WhatsitWiggle · 16/10/2024 21:58

DD 16 has been dysregulated for last 3 days - period is due so she's more susceptible to other triggers. She had a meltdown on Monday and it took 2 hours to get her settled but yesterday and today she was a lot better.

I went out to the gym at 7pm, she has a routine between 7 and 9 so I try to stay out of her way. I got back and she was shouting how her routine was ruined, she couldn't eat her snack now, burst into tears. I managed to calm her down, thought she was OK. We went into the kitchen together because she asked for help. Suddenly, she screamed, threw her phone to the floor and stormed out. I don't know what the trigger was.

The phone screen is now totally frozen, rendering the phone useless. It's a year old, Samsung S20. A new screen will be £220 and I will have to take time off work tomorrow to go and get it fixed.

My question is, would you expect her to pay towards this? If she wasn't autistic, and had thrown the phone in temper, I'd 100% apply consequences - you broke it, you fix it.

But I don't know if that's fair given I know she can't control her temper. And yet, even taking into account the autism, she needs to learn to deal with upsets better.

She was only diagnosed 14 months ago, following burn out and school 'refusal', so this is quite new in terms of me not disciplining as I would expect. Thoughts on best approach?

The phone needs to be fixed as a priority as it's her lifeline.

OP posts:
EndlessLight · 17/10/2024 17:20

Assuming DD is in receipt of PIP (or DLA if PIP has not be decided yet), I would use that. The broken phone is a result of DD’s disability and PIP/DLA is to help with the extra costs associated with her disability.

cansu · 20/10/2024 19:54

If she has access to cash and the cost was not easily affordable then yes I would be getting her to pay for it or part of it. Yes she has difficulty with her emotions due to her asd but this does not mean things can be broken in this way. I wouldn't frame it as a sanction but more as if you would like this to be fixed then you need to help pay for it as it's too expensive for me to pay this amount out of the blue.

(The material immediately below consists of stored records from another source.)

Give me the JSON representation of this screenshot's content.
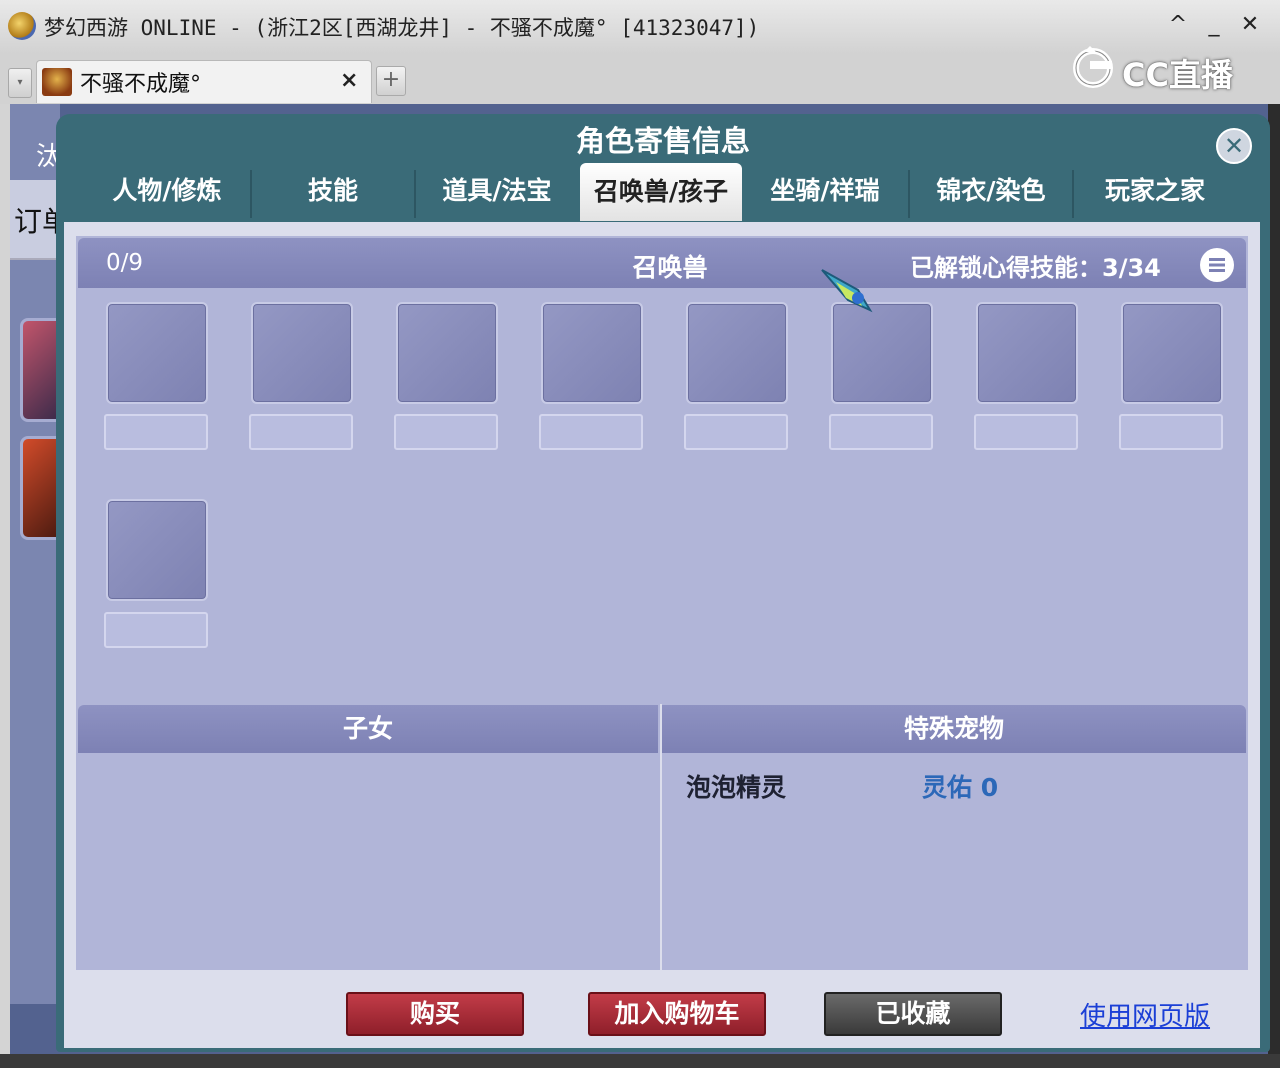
{
  "window": {
    "title": "梦幻西游 ONLINE - (浙江2区[西湖龙井] - 不骚不成魔° [41323047])",
    "controls": {
      "up": "^",
      "minimize": "_",
      "close": "✕"
    }
  },
  "tab_bar": {
    "menu_glyph": "▾",
    "active_tab": "不骚不成魔°",
    "tab_close": "×",
    "new_tab": "+"
  },
  "brand": {
    "label": "CC直播"
  },
  "left_strip": {
    "text1": "汰",
    "text2": "订单"
  },
  "dialog": {
    "title": "角色寄售信息",
    "close_glyph": "✕",
    "tabs": [
      {
        "label": "人物/修炼"
      },
      {
        "label": "技能"
      },
      {
        "label": "道具/法宝"
      },
      {
        "label": "召唤兽/孩子"
      },
      {
        "label": "坐骑/祥瑞"
      },
      {
        "label": "锦衣/染色"
      },
      {
        "label": "玩家之家"
      }
    ],
    "active_tab_index": 3
  },
  "summon": {
    "count": "0/9",
    "title": "召唤兽",
    "unlocked_skills": "已解锁心得技能：3/34"
  },
  "children": {
    "title": "子女"
  },
  "special_pets": {
    "title": "特殊宠物",
    "items": [
      {
        "name": "泡泡精灵",
        "value": "灵佑 0"
      }
    ]
  },
  "actions": {
    "buy": "购买",
    "add_to_cart": "加入购物车",
    "favorited": "已收藏",
    "web_version": "使用网页版"
  }
}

WhatsitWiggle · 20/10/2024 22:40

Thank you. She came to me in the morning, really apologetic and offering to pay. She was really upset with herself for breaking it and had been awake searching for ways to fix it 😔

Anyway, I drove to the phone shop and the guy managed to fix it just by doing a hard restart! We couldn't get the thing to do that but he had the magic touch. Bless him, I could have hugged him.

DD was over the moon to get her phone back, is contrite about her behaviour and grateful that I went out to sort it for her (luckily I have a very understanding manager!).

She does get DLA and it goes on therapy but there's some left over, so I could put it towards physical things. For some reason, I hadn't thought of that - it's a relatively new diagnosis and I'm still navigating everything.